When we see someone successful, we often assume that they've always known that they would end up where they are. Jeremy Burton would tell you that this couldn't be further from the truth - it's about taking risks to make way for better things.

A Happy Accident

Jeremy Burton never dreamed of or planned on working in marketing. In college, he studied information systems engineering. A self-described engineer by trade, Burton started working in technical support for Oracle shortly after graduation. His boss at Oracle, Sohaib Abbasi, was the future CEO and founder of Informatica. "He asked me three times if I would move from R&D and head up his marketing division at Oracle. I eventually took the risk and said yes," remembers Burton. "It was a complete accident - I never intended to be there."

While marketing was never on Burton's agenda, he quickly fell in love with it on the job. His transformation from engineer to marketer was natural. "My love for building and developing products translated into increased efficacy as a marketer," Burton said. "My intimacy with the product allowed me to understand how the product's value differentiated it from the rest of the market."

Fast Forward: Managing a Merger

When the opportunity presented itself, Burton was very excited by the prospect of an acquisition. Dell Technologies now encompasses seven tech companies, including EMC, Pivotal, and SecureWorks. Burton explained that he was excited by three factors:

An intricate challenge - The acquisition's complexity pushed Burton towards pursuing it, because he enjoys working with intricate challenges.
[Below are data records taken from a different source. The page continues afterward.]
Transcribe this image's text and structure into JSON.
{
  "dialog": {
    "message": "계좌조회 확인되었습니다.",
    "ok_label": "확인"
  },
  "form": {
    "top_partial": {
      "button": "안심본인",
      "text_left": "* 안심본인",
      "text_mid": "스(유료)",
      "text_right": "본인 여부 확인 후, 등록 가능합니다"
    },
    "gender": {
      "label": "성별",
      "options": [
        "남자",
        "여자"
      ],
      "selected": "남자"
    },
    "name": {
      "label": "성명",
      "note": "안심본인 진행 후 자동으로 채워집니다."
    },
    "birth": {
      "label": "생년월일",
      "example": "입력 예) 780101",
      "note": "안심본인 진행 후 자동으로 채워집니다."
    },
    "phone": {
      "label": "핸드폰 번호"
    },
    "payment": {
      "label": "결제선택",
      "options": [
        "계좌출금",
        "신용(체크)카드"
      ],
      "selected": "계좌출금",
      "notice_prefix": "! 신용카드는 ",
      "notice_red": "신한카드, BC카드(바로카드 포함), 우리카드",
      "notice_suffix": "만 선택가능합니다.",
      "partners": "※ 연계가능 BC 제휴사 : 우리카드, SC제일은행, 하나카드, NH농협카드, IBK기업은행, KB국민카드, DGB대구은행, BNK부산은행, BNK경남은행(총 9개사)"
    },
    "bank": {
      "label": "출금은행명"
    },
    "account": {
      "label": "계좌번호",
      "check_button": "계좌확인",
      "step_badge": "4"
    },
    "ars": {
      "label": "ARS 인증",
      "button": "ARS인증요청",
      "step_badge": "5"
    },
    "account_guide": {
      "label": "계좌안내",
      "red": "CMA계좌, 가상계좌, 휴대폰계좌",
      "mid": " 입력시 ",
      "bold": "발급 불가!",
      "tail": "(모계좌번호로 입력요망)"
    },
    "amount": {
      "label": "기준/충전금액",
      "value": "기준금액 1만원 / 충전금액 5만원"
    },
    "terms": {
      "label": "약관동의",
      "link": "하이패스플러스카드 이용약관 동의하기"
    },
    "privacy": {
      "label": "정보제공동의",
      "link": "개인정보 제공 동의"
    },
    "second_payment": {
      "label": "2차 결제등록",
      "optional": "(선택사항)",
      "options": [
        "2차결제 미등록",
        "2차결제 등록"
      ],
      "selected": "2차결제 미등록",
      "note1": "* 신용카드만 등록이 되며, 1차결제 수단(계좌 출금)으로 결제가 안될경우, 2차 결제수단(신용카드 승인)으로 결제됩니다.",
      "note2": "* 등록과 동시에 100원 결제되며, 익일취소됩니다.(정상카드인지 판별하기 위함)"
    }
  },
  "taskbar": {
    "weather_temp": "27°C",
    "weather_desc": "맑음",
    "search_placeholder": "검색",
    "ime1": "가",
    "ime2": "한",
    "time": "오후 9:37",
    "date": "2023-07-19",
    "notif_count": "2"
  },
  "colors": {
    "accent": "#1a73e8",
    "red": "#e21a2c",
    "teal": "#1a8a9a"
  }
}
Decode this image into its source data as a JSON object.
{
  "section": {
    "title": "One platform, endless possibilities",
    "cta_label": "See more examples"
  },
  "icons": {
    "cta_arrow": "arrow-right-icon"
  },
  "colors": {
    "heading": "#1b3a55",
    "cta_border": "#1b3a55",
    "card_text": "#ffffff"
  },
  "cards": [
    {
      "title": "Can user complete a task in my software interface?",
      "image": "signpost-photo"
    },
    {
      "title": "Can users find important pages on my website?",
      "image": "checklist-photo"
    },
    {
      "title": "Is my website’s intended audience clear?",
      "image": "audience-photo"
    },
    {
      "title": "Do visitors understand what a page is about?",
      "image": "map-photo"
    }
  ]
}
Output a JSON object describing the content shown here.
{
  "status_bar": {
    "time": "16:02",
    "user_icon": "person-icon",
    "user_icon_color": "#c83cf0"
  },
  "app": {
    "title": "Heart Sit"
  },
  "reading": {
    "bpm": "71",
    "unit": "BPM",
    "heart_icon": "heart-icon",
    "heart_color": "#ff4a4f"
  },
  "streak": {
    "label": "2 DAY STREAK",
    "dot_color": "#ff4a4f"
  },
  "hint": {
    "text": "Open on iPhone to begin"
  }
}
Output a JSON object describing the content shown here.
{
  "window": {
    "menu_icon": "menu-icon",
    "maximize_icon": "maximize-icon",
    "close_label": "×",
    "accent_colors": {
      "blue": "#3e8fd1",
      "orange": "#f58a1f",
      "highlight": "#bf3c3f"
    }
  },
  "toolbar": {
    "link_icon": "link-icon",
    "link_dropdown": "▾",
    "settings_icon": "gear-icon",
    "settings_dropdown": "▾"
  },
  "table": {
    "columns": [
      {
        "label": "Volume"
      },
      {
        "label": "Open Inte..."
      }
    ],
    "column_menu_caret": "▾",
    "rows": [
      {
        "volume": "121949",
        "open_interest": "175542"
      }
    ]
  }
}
Creating a story - Burton knew that the acquisition would be an opportunity to create a narrative around the reason for the merger. "Our main narrative is conveying to our clients that we can help them with all of their technological needs," said Burton.

Resource development - Burton was also excited by the idea of expanding Dell's portfolio further. "So many companies are going digital," he explained. "We want to be a compelling actor in this next stage of marketing."

Take Advantage of Trends

There were three big trends Burton says are crucial to keep up with:

Analytics - "I am a big fan of Big Data," Burton said. "While I don't think it provides niche marketing information, it does produce information that derives general marketing trends." He suggests marketers have a dedicated data scientist on hand to take full advantage of analytics.

Content - The demand for quality engagements is rising, and Burton suggests marketers cut through the digital clutter by targeting a proper consumer base with highly relevant, value-driven content.

Video - Burton suggests all companies have an in-house capacity for video productivity to engage clients. "I'd estimate that in the near future, 70% of online content will be video-based," he predicted.

Wise Words of Advice

For all the other marketers, Burton offers up the advice he wishes he had given himself.

Promote what you believe in - Burton warns against a disconnect between the original passion and the company. "What are you passionate about? What are you trying to achieve? That's what you've got to always be thinking about," he said.

Know what differentiates your product - To sell your product, you need to know it inside and out, and be able to advocate for what makes it unique. Burton adds, "You need to give the consumer a very specific outline on why you beat the other guys."

Take the risk - It just might pay off.